La buona notizia è che il sistema fiscale italiano prevede l'istituto del Ravvedimento Operoso: prima regolarizzi la posizione, meno paghi. È una corsa contro il tempo. Se il pagamento avviene entro 14 giorni dalla scadenza, la sanzione è minima: solo lo 0,1% per ogni giorno di ritardo. Dal 15° al 30° giorno sale all'1,5%, mentre se si paga entro i 90 giorni si applica l'1,67%. Superato l'anno di ritardo, la "multa" diventa pesante: 30% dell'importo dovuto più gli interessi legali.
Se si ignora il pagamento oltre l'anno e si attende l'arrivo della cartella esattoriale dell'Agenzia delle Entrate-Riscossione, non è più possibile usufruire degli sconti.
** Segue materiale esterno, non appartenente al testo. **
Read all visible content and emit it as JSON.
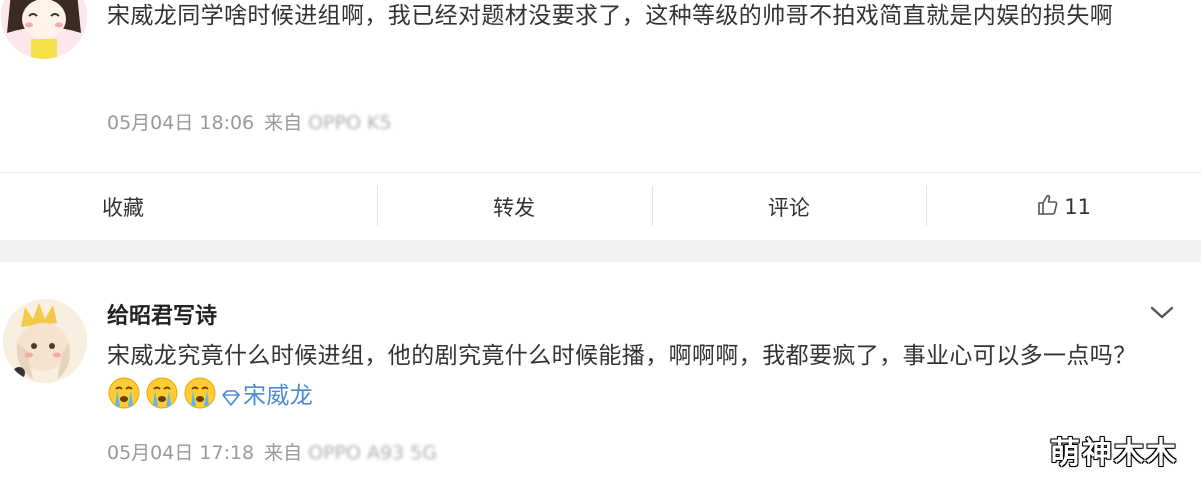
{
  "comment1": {
    "text": "宋威龙同学啥时候进组啊，我已经对题材没要求了，这种等级的帅哥不拍戏简直就是内娱的损失啊",
    "date": "05月04日 18:06",
    "source_prefix": "来自",
    "source_device": "OPPO K5"
  },
  "actions": {
    "favorite": "收藏",
    "repost": "转发",
    "comment": "评论",
    "like_count": "11"
  },
  "comment2": {
    "username": "给昭君写诗",
    "text": "宋威龙究竟什么时候进组，他的剧究竟什么时候能播，啊啊啊，我都要疯了，事业心可以多一点吗？",
    "mention": "宋威龙",
    "emojis": [
      "crying-face",
      "crying-face",
      "crying-face"
    ],
    "date": "05月04日 17:18",
    "source_prefix": "来自",
    "source_device": "OPPO A93 5G"
  },
  "watermark": "萌神木木",
  "colors": {
    "mention": "#4a8bd8",
    "meta": "#999999",
    "band": "#f2f2f2"
  }
}
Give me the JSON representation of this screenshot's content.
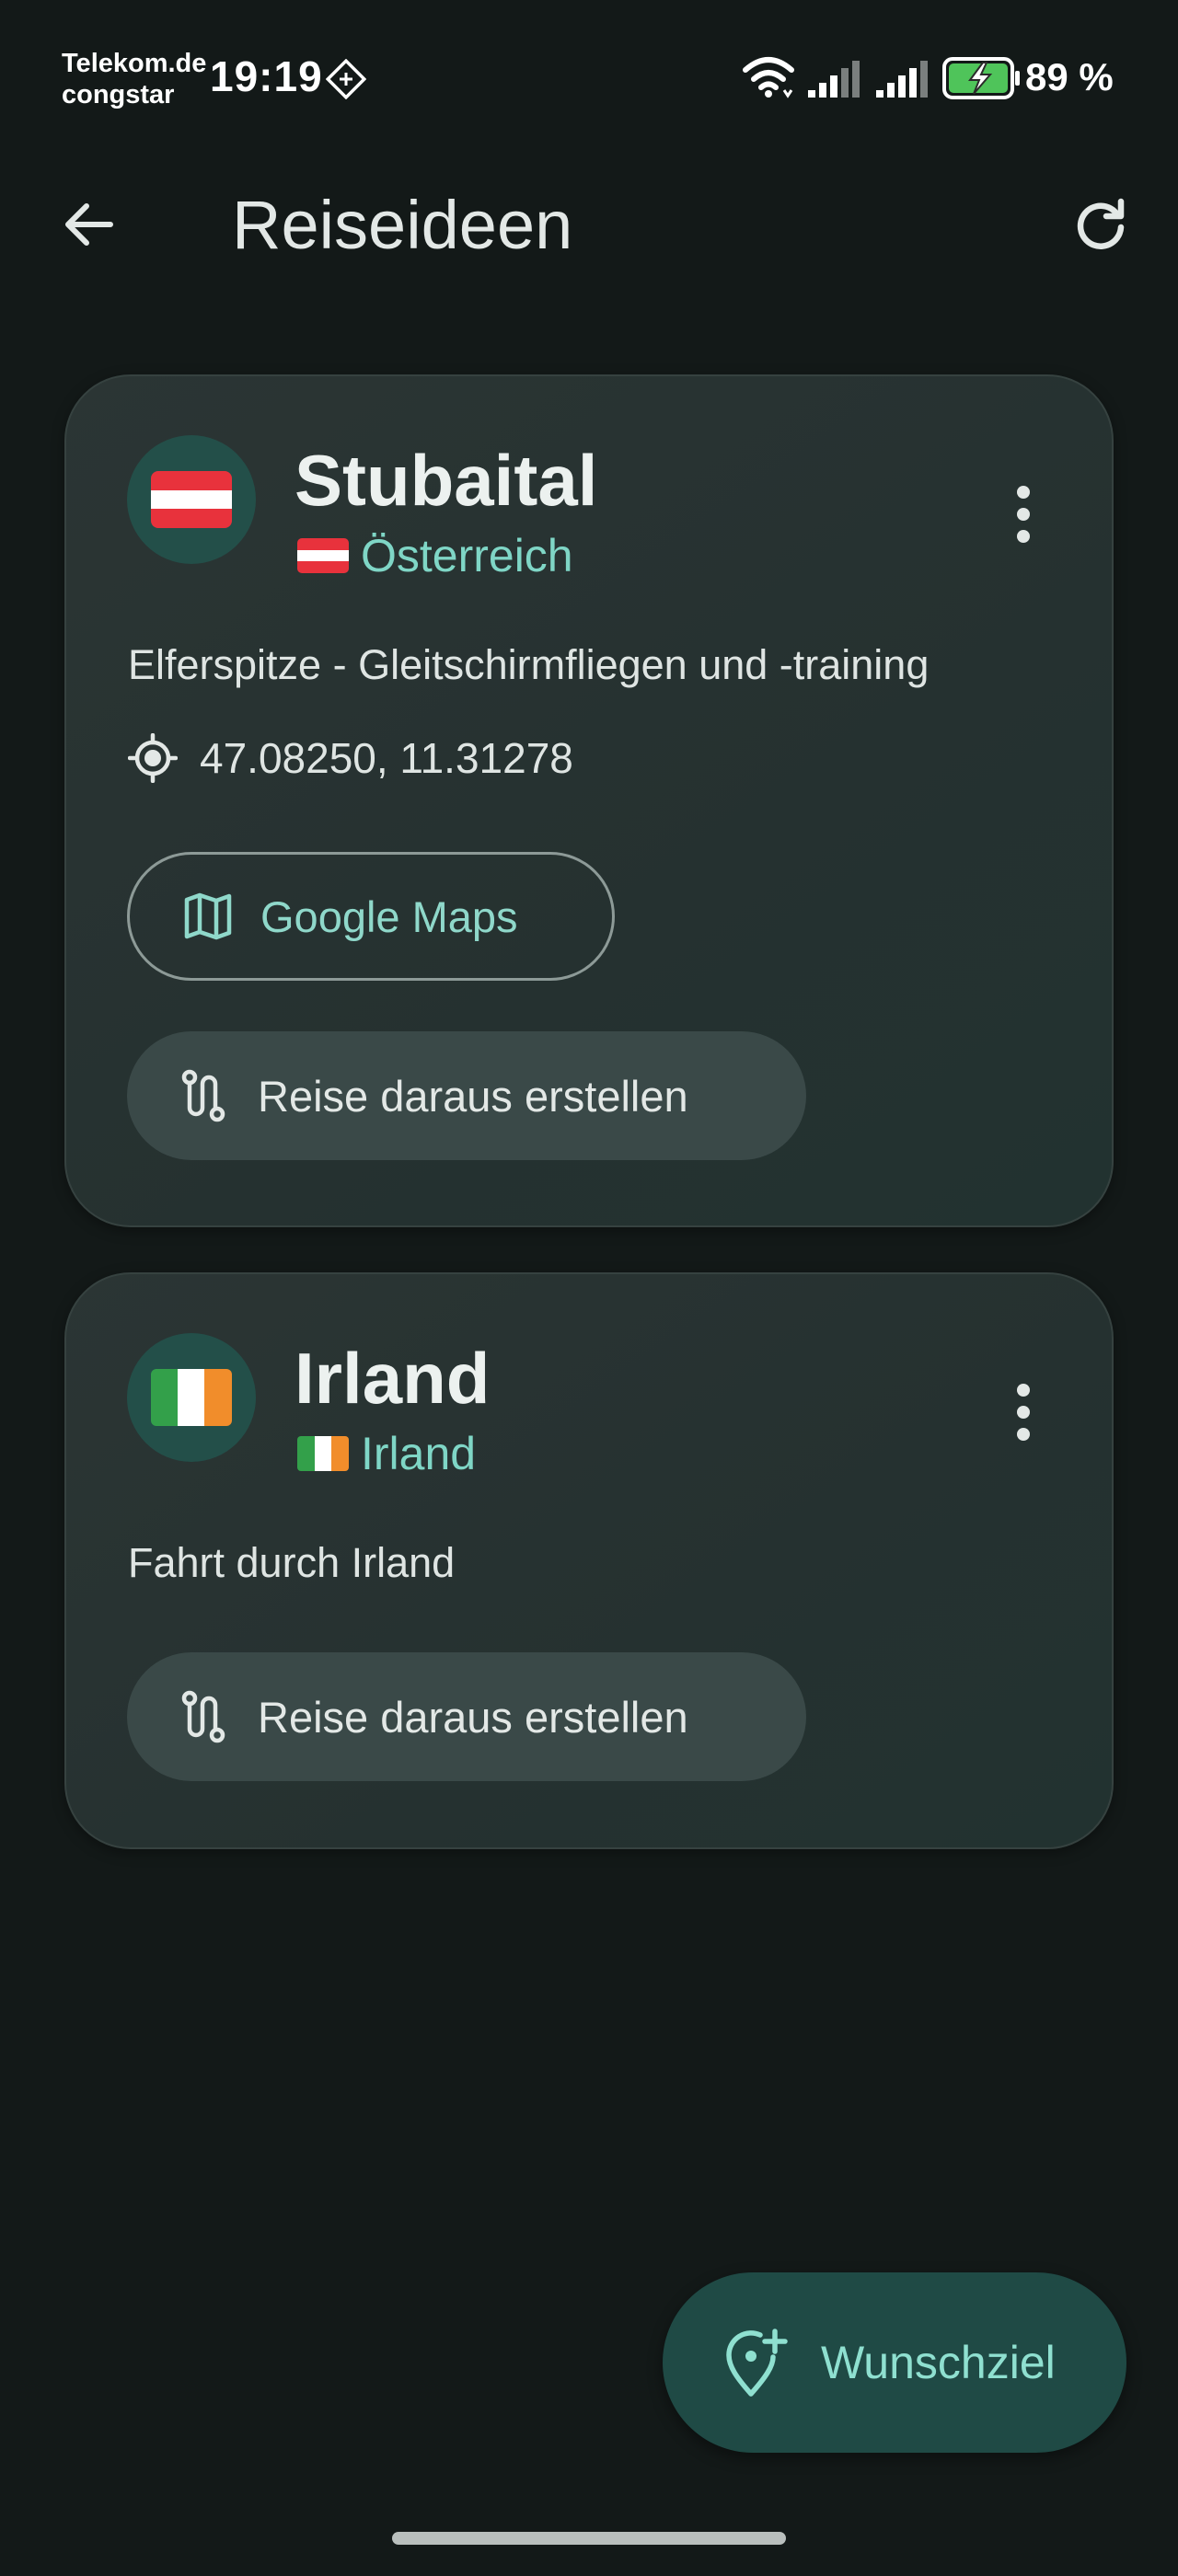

A quel punto, se il debito persiste, scatta il temuto Fermo Amministrativo: l'auto non può circolare, essere radiata o venduta fino al saldo del debito. Lo scenario peggiore? Il mancato pagamento per tre anni consecutivi. In questo caso estremo, la Regione può richiedere al PRA la radiazione d'ufficio del veicolo, con ritiro delle targhe e della carta di circolazione.
Il bollo auto cade in prescrizione dopo tre anni. Il conteggio parte dal 1° gennaio dell'anno successivo a quello in cui il pagamento era dovuto. Se entro il 31 dicembre del terzo anno non avete ricevuto alcun sollecito formale, il debito si estingue. Ma attenzione: basta una raccomandata di avviso per interrompere i termini e far ripartire il conteggio da zero. Per pagare (e calcolare automaticamente sanzioni e interessi) basta utilizzare i canali PagoPA, il sito dell'ACI, l'Home Banking o le tabaccherie convenzionate.